In Kürze soll die Debatte im Senat über die neue Bankenregulierung der Obama-Regierung beginnen. Das Repräsentantenhaus hat seine Version des Bankengesetzes im Dezember verabschiedet.

Keines der beiden Gesetze beschränkt die Macht der Banken oder begrenzt ihre parasitären und gesellschaftlich schädlichen Aktivitäten. Was die Medien die "am weitesten gehende" Finanzreform seit der Großen Depression nennen, billigt in Wirklichkeit die Monopolisierung des Finanzsystems durch eine Handvoll Giganten der Wall Street. Der Gesetzentwurf legt keine Obergrenzen für die Entlohnung von Vorständen fest und ermöglicht den Banken und Hedge Fonds nach wie vor, mit exotischen und weitestgehend unregulierten Finanzprodukten zu handeln, wie z.B. Collateralized Debt Obligations (CDO’s) oder Credit Default Swaps (CDS).

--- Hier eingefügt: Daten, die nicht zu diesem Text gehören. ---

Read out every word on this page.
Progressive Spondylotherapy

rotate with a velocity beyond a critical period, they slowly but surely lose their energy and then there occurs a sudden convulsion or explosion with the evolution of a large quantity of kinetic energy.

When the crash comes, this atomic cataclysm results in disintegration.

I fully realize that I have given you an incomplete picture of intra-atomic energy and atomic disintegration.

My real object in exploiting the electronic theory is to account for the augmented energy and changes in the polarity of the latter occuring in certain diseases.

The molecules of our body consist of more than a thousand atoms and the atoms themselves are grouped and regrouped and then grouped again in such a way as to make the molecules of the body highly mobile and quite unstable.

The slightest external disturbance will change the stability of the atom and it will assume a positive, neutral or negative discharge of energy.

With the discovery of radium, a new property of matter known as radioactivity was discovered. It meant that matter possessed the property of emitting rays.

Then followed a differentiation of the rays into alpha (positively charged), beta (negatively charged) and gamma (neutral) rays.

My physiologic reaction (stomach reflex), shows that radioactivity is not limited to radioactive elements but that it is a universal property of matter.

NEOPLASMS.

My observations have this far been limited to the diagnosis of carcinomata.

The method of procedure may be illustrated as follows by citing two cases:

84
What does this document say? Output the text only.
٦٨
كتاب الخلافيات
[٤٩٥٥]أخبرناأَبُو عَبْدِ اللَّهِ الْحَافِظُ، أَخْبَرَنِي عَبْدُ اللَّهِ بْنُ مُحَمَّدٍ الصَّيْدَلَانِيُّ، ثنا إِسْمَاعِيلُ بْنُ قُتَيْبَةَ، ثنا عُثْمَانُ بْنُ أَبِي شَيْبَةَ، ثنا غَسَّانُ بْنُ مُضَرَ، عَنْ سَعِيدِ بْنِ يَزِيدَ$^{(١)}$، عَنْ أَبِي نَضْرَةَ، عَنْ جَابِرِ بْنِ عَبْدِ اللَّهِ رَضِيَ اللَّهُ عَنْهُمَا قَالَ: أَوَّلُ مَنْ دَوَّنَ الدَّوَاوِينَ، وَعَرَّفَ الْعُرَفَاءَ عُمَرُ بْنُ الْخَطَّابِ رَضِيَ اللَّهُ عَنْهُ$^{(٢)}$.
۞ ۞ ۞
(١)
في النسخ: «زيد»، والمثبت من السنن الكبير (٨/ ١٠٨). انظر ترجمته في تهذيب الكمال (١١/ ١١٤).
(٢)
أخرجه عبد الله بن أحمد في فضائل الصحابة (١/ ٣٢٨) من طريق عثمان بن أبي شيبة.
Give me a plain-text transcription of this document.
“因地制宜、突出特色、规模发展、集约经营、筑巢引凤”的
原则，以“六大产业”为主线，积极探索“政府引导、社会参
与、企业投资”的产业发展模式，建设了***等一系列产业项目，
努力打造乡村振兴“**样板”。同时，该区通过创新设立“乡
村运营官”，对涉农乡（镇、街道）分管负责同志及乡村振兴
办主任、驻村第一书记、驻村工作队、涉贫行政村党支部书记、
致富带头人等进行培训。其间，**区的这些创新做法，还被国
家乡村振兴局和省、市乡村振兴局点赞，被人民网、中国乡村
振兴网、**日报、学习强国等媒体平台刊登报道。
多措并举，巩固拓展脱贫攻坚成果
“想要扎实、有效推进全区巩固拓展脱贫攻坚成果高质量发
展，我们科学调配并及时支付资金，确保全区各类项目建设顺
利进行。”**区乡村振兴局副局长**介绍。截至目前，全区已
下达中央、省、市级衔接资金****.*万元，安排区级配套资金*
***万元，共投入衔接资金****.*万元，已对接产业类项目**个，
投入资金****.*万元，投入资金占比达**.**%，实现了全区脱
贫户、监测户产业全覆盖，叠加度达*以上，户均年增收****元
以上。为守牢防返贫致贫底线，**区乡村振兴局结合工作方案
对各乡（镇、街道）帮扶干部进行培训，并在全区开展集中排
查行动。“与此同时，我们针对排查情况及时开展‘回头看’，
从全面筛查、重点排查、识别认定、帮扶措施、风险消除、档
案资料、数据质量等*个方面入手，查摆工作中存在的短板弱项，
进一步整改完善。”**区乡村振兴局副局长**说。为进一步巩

Die so genannte "Bankenreform" ist eine Täuschung der Öffentlichkeit. Sie ist der Versuch, das tiefe Misstrauen in der Bevölkerung zu beruhigen und der Regierung einen politischen Deckmantel zu verschaffen, damit sie weiterhin die Interessen der Wall Street vertreten kann.

Die Gesetzentwürfe wurden in engster Zusammenarbeit mit Bankern und Bank-Lobbyisten ausgearbeitet. Über diese Zusammenarbeit wurde in der Presse breit berichtet, und sie wird als völlig normal und akzeptabel hingestellt. Im Leitartikel des Wall Street Journals wurde auf der ersten Seite die intensive Lobby-Arbeit des Milliarden-Investors Warren Buffet in allen Einzelheiten beschrieben, der die Bestimmungen im Senatsentwurf zu den Derivaten ändern wollte.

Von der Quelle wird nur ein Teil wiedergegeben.